The fact that almost two years later the administration has—correctly—designated the Islamic State’s escalated depredations against religious minorities as “genocide” also shows that the ongoing military campaign has not yet accomplished the humanitarian dimension of its original purpose from two years ago. Does this mean that war is not the answer to stopping the ISIS genocide? No; rather it means that our war effort thus far has been inadequate. Legal measures, such as pursuing indictment of ISIS leaders by the International Criminal Court, or carefully documenting the perpetrators and victims of the genocide, may be helpful but are hardly sufficient to stop the killing. The only sure way to stop the genocide is to defeat ISIS on the battlefield, just as the only way to stop the Holocaust was to defeat Nazi Germany, and the only way to stop Milosevic’s slaughter was a sustained bombing campaign that compelled him to negotiate for peace.
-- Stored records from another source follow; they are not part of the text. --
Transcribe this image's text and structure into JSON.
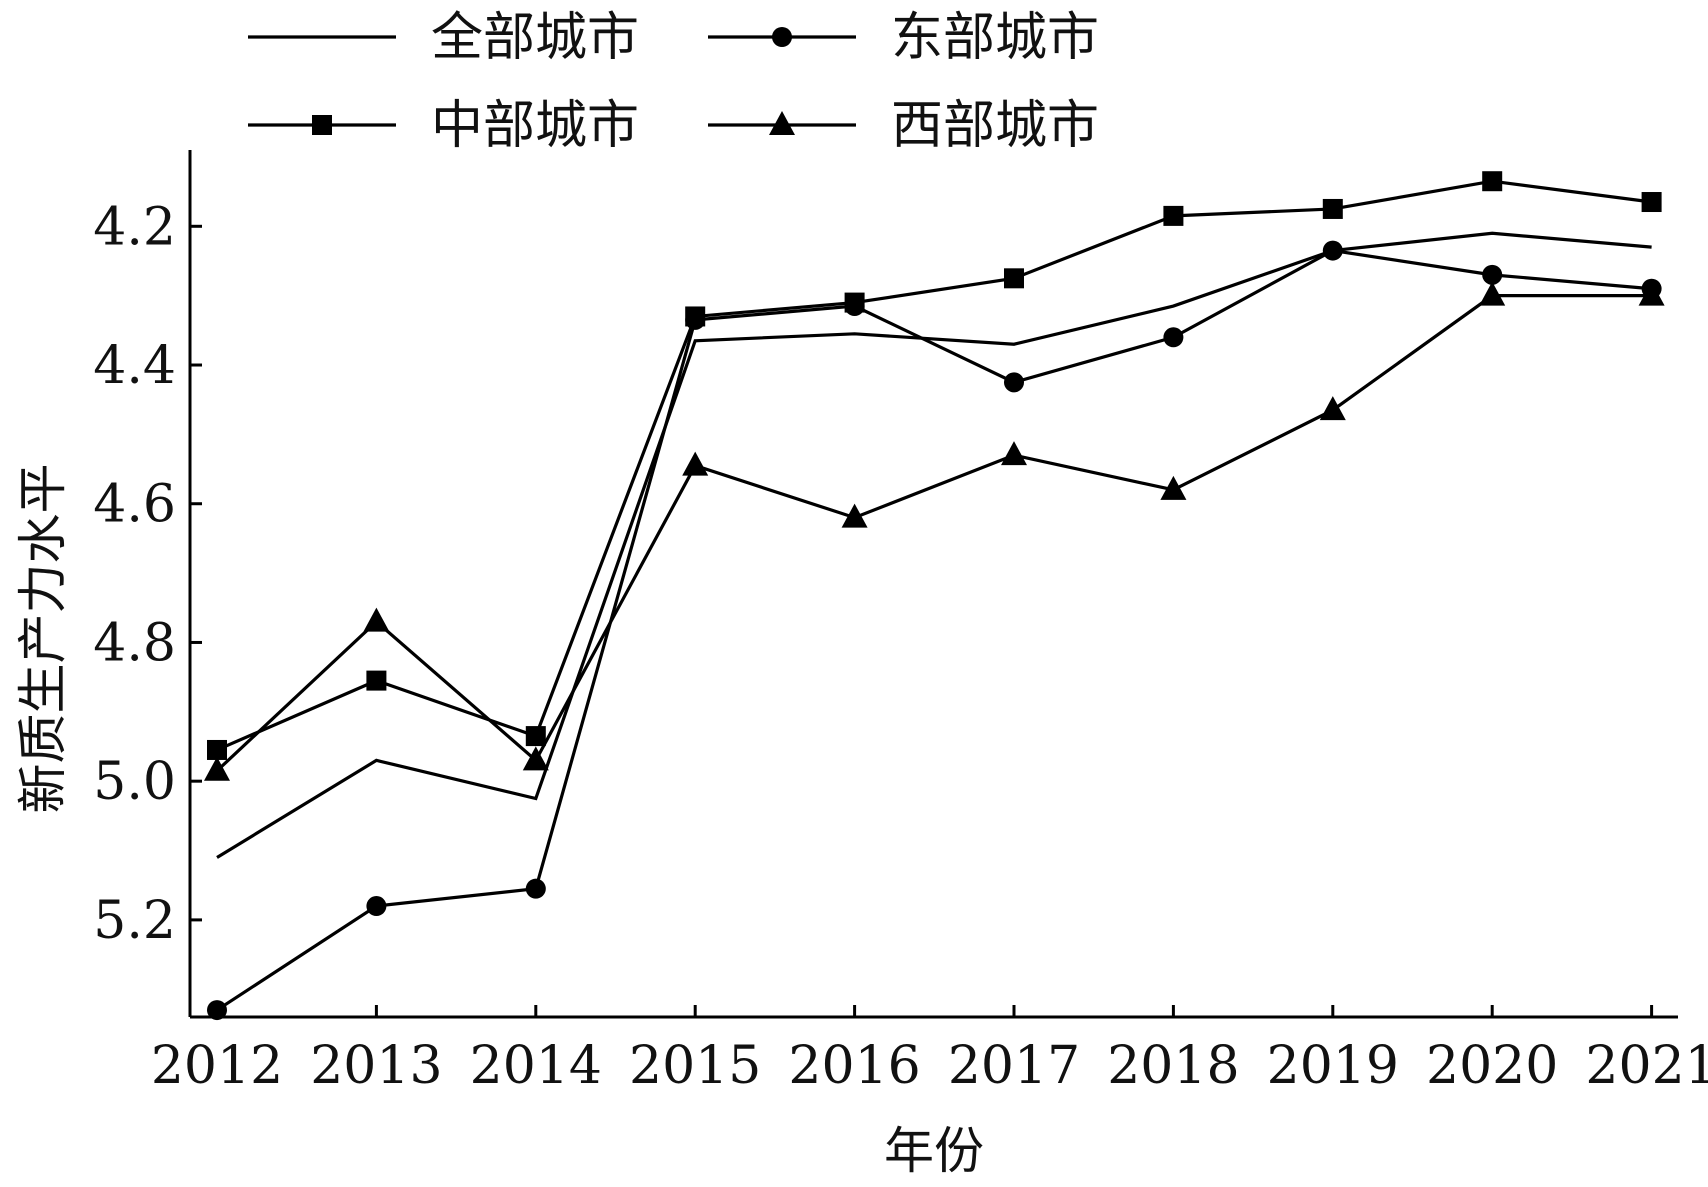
{
  "chart_data": {
    "type": "line",
    "xlabel": "年份",
    "ylabel": "新质生产力水平",
    "y_inverted": true,
    "ylim": [
      4.09,
      5.34
    ],
    "yticks": [
      "4.2",
      "4.4",
      "4.6",
      "4.8",
      "5.0",
      "5.2"
    ],
    "categories": [
      "2012",
      "2013",
      "2014",
      "2015",
      "2016",
      "2017",
      "2018",
      "2019",
      "2020",
      "2021"
    ],
    "legend_position": "top",
    "series": [
      {
        "name": "全部城市",
        "marker": "none",
        "values": [
          5.11,
          4.97,
          5.025,
          4.365,
          4.355,
          4.37,
          4.315,
          4.235,
          4.21,
          4.23
        ]
      },
      {
        "name": "东部城市",
        "marker": "circle",
        "values": [
          5.33,
          5.18,
          5.155,
          4.335,
          4.315,
          4.425,
          4.36,
          4.235,
          4.27,
          4.29
        ]
      },
      {
        "name": "中部城市",
        "marker": "square",
        "values": [
          4.955,
          4.855,
          4.935,
          4.33,
          4.31,
          4.275,
          4.185,
          4.175,
          4.135,
          4.165
        ]
      },
      {
        "name": "西部城市",
        "marker": "triangle",
        "values": [
          4.985,
          4.77,
          4.97,
          4.545,
          4.62,
          4.53,
          4.58,
          4.465,
          4.3,
          4.3
        ]
      }
    ]
  }
}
The U.S.-led operation against ISIS has enjoyed some tactical successes, including killing a number of ISIS forces, destroying large stocks of its cash reserves, and eroding some of its territorial control. But an escalated effort will be necessary to go from degrading to defeating ISIS, and in the process stopping the genocide. This will entail several measures, including 1) the deployment of larger numbers of ground forces to increase intelligence collection, target designation, and capturing or killing ISIS fighters; 2) an increase in the number of combat sorties and looser rules of engagement; 3) increasing operations in Syria, especially against the Islamic State capital of Raqqa; 4) creation of a safe zone for refugees fleeing ISIS or the Assad regime; and 5) a diplomatic strategy predicated on restoring trust and cooperation with our Sunni partner nations in the region, rather than the prevailing de facto reliance on Russia and Iran.
Genocide against religious minorities is not an incidental by-product of the Islamic State’s rule; it is as central to ISIS’s ideology as are terrorist attacks against Western targets. The genocide will only be stopped when ISIS is defeated.
William Inboden is associate professor at the LBJ School of Public Affairs and executive director of the Clements Center for History, Strategy, and Statecraft at the University of Texas-Austin.
This piece was originally authored on May 5, 2016 for the Religious Freedom Project at Georgetown’s Berkley Center for Religion, Peace, and World Affairs.